Back pain is the second most common cause of long term absence across the UK work force and, somewhat ironically, it’s the office workers that are more likely to suffer from chronic back pain.
Bad posture is a major contributing factor. If you are one of the unlucky 80% of desk workers that suffer from back, neck or shoulder pain, read on for some basic tips on how to reduce your pain.
Use your chair functions!
Many people neglect to explore the many functions of most office chairs. Adjust the chair and make sure it is tailored to your comfort and needs before you begin your working day. Ask yourself questions such as is your lower back supported? Are your feet flat on the floor?
- Be mindful of your work station.
The top of your monitor should be level with your eyes and your elbows should sit comfortably at a 90 degree angle, with your shoulders relaxed and dropped. You should not have to lean forward when at your desk. Optimise the space around you.

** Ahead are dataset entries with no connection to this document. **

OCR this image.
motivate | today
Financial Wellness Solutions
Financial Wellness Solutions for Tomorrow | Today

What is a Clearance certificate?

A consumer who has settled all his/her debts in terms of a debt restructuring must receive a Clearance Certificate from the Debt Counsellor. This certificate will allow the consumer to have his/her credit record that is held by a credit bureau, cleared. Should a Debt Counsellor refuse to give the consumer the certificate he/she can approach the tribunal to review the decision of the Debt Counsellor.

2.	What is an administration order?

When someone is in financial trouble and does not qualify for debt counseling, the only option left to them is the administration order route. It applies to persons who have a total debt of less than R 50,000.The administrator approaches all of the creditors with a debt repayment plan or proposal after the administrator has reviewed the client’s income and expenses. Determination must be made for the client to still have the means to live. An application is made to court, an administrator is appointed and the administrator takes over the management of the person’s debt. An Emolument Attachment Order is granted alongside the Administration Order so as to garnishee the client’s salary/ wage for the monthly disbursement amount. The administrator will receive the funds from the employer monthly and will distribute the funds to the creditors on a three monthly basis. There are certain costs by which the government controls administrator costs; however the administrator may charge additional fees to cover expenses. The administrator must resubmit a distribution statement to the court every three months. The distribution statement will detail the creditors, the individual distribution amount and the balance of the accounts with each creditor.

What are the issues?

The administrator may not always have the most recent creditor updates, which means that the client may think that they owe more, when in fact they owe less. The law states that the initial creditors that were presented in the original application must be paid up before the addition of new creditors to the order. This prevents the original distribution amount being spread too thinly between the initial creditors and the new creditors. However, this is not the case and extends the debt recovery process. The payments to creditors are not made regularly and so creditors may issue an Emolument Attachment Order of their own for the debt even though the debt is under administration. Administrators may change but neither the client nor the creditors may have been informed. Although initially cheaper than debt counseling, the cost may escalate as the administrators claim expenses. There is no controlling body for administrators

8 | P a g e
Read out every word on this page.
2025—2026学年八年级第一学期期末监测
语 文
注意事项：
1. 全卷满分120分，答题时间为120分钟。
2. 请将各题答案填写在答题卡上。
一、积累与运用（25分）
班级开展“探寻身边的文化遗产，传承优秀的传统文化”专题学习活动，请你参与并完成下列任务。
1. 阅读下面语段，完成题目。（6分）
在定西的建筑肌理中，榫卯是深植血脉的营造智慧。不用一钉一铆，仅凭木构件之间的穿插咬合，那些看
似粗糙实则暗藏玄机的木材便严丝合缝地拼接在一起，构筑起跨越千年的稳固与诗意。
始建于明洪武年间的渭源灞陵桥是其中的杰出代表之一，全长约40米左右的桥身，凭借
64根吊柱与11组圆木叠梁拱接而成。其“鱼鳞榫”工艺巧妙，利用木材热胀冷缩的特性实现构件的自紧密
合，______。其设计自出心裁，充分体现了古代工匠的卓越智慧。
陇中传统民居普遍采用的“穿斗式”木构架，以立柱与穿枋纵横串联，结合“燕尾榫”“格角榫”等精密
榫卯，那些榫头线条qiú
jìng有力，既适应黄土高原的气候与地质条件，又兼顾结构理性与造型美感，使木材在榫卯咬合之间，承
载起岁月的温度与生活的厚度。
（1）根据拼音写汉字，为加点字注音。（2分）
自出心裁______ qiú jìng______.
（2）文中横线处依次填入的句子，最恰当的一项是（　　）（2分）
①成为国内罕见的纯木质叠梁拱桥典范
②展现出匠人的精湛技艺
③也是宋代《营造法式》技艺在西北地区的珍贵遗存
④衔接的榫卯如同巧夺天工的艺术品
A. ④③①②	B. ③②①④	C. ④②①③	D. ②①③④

Take a break every 30-40 minutes.
This is easier said than done but simple adjustments can be made to your working day; grab yourself some water more often, walk over to a colleague to ask them a question rather than phoning, stand up to take a phone call. It’s important to take these breaks from sitting to decompress your spine and reduce the pressure on your back.
- Adjust your work schedule.
Try and limit the hours you are sat at your desk. Careful planning and work management to include breaking up your desk based duties can make a huge difference.
- Improve your core strength.
Core exercises can train your muscles to work more efficiently, practices such as Pilates are excellent for strengthening your core muscles.